Im Rahmen seiner 1900 begonnenen Geschäfte, die er ab 1912 von dem bis zuletzt beibehaltenen Büro in der Jüdenstraße 20 aus führte, gründete er zahlreiche Verbände und Vereine von teilweise überregionaler Bedeutung oder war bei ihnen Mitglied. Allein 12 Fachzeitschriften der Wirtschaft, des Gewerbes und des Verkehrs brachte der gelernte Buchhändler in seinem eigenen "Internationalen Zeitschriften-Verlag" heraus. Neben dem Verlag unterhielt er in der Jüdenstraße 20 noch ein Wach- und Schließinstitut, ein Reinigungs- sowie ein Blitz-Eilboten-Institut.

Ernst Kelterborn begann 1907 mit dem Aufbau eines Reisebüros und rief mit Kollegen nach einer Vorläuferorganisation, dem "Centralverband der Reisebüros", 1914 den "Internationalen Verband der Reisebüros" ins Leben. Dieser wollte durch den Zusammenschluss von gewerblichen Reisebüros die gemeinsamen Interessen seiner Mitglieder in der Öffentlichkeit vertreten und den Fremdenverkehr fördern. Der Verband hatte seinen Sitz in Berlin und seine Hauptgeschäftsstelle in Göttingen. Landesgeschäftsstellen unterhielt er bei Reisebüros in London, Paris, Neapel, Wien und Budapest. In seiner Funktion als Geschäftsführer des Verbandes erledigte Ernst Kelterborn von Göttingen aus die gesamte Korrespondenz. Es entstanden weltweite Kontakte zu Reiseveranstaltern, Reisebüros und Hotels.

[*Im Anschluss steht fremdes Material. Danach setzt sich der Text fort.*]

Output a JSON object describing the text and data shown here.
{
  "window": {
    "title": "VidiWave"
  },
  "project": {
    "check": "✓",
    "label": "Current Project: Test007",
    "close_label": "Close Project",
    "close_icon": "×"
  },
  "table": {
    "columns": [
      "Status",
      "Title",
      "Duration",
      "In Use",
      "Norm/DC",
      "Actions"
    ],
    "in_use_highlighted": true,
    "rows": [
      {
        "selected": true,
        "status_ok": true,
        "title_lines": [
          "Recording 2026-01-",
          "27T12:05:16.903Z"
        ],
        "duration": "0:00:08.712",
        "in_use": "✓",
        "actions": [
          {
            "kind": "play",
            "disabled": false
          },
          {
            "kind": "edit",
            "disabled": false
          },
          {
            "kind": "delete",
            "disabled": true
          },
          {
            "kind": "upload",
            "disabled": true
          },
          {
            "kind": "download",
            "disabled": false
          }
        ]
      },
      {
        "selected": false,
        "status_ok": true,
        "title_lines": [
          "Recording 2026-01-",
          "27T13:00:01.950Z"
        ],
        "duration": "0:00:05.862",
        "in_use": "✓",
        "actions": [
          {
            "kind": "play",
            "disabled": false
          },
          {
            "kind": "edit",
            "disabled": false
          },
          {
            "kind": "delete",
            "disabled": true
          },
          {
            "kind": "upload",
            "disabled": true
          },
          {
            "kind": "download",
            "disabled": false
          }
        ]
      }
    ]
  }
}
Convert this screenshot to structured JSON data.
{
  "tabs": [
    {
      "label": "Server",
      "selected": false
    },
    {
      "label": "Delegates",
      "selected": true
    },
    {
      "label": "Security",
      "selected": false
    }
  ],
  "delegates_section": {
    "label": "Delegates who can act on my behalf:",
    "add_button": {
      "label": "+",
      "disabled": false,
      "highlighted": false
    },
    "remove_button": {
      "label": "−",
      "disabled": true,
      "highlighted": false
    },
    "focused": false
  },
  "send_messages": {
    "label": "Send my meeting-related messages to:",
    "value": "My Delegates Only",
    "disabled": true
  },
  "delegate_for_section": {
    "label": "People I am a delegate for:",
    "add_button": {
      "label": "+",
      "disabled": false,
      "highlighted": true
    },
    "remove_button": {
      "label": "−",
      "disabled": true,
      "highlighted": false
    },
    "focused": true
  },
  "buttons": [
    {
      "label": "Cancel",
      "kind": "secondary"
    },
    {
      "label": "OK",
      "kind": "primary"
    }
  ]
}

So bildet denn auch Kelterborns Tätigkeit für den "Internationalen Verband der Reisebüros", dessen Arbeit in der NS-Zeit zum Erliegen kam, den Schwerpunkt der Überlieferung dieses Bestandes. Zahlreiche Prospekte, Fotos, Ansichtskarten von beliebten, damals schon relativ gut erschlossenen Reisezielen des In- und Auslands vermitteln den Eindruck eines Tourismusangebots, das eher auf Luxusbedürfnisse zugeschnitten war und gehobenen Gesellschaftskreisen vorbehalten blieb. Gleichwohl wurde hier schon dem modernen Massentourismus der Weg geebnet.

Außerhalb dieser internationalen Beziehungen vermochte Ernst Kelterborn aber auch dem lokalen Umfeld seinen Stempel aufzudrücken. Über den von ihm gegründeten, 1934 verbotenen, 1949/50 kurzzeitig reaktivierten Bürgerverein versuchte er Einfluss auf die Kommunalpolitik zur Bewältigung stadtplanerischer Probleme zu nehmen. In leitenden Funktionen vertrat er unter anderem die Interessen der Holzberechtigten in der "Holzberechtigten Bürgerschaft zu Göttingen" und der Radfahrer im "Verein für Radfahrwege für Göttingen und Umgegend e.V." Auch als Autor tat sich Ernst Kelterborn mit verschiedenen Beiträgen zur Heimatgeschichte hervor, die er größtenteils selbst verlegte.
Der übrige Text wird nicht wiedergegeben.